私のご主人様
5.大家族の正体
限界
奏多said
「琴音ちゃん、楽しそうだったね」
「別に」
「暁、何でそう冷たくしようとするかなぁ。琴音ちゃんのこと結構気にしてるくせに」
台所で後片付けをしながら暁に話しかけると、そっぽを向かれる。
恥ずかしがらなくてもいいのにな。
1つ年下の暁とこうやって話すようになったのは実は若が琴音ちゃんを連れてきた時から。

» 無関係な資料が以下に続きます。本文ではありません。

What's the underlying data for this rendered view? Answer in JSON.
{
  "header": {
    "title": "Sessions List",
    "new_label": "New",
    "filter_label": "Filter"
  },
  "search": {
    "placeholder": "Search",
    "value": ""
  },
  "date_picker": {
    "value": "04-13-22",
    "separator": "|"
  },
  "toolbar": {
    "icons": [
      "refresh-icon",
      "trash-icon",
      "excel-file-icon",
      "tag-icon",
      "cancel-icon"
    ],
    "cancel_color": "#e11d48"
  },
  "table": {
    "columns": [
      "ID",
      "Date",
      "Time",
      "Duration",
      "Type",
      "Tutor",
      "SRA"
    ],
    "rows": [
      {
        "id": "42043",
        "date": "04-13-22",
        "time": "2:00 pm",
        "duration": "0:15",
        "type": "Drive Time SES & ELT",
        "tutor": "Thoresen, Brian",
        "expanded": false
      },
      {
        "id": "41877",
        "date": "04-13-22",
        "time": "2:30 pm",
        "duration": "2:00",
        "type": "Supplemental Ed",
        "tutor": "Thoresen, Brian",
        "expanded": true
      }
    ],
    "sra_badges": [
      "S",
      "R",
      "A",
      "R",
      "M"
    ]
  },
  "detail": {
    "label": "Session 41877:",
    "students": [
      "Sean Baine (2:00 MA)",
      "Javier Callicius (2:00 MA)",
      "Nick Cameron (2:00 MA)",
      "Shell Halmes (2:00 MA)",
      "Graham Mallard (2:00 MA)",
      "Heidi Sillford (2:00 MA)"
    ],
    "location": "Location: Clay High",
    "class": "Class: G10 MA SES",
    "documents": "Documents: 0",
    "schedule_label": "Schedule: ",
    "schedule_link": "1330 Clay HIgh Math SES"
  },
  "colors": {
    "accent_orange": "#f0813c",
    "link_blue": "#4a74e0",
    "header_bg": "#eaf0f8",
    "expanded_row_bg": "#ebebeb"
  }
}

『2人でこいつを見張れ。絶対に逃がすな。…だが、優しくしろ。こいつは表の人間だ』
若にそう言われた時には思わず耳を疑った。
まだ若いながらにも、俺たち以上の決断を下し、大人顔負けの仕事をこなしてきた若。
そんな若が闇の売買で買ってきた女の子に優しさを向けるなんて、正直あり得ないと思った。
前の子達なんか酷いもんで粗相をしでかした瞬間に切り捨ててきたと言うのに。
それなのに、琴音ちゃんに限っては声がでないというハンデを持っていても手放そうとしない。
それどころか、逃げ出したのに縛り付けることもせずここに留めた。
普通なら、声がでないとわかった時点で手放していたはずなのに。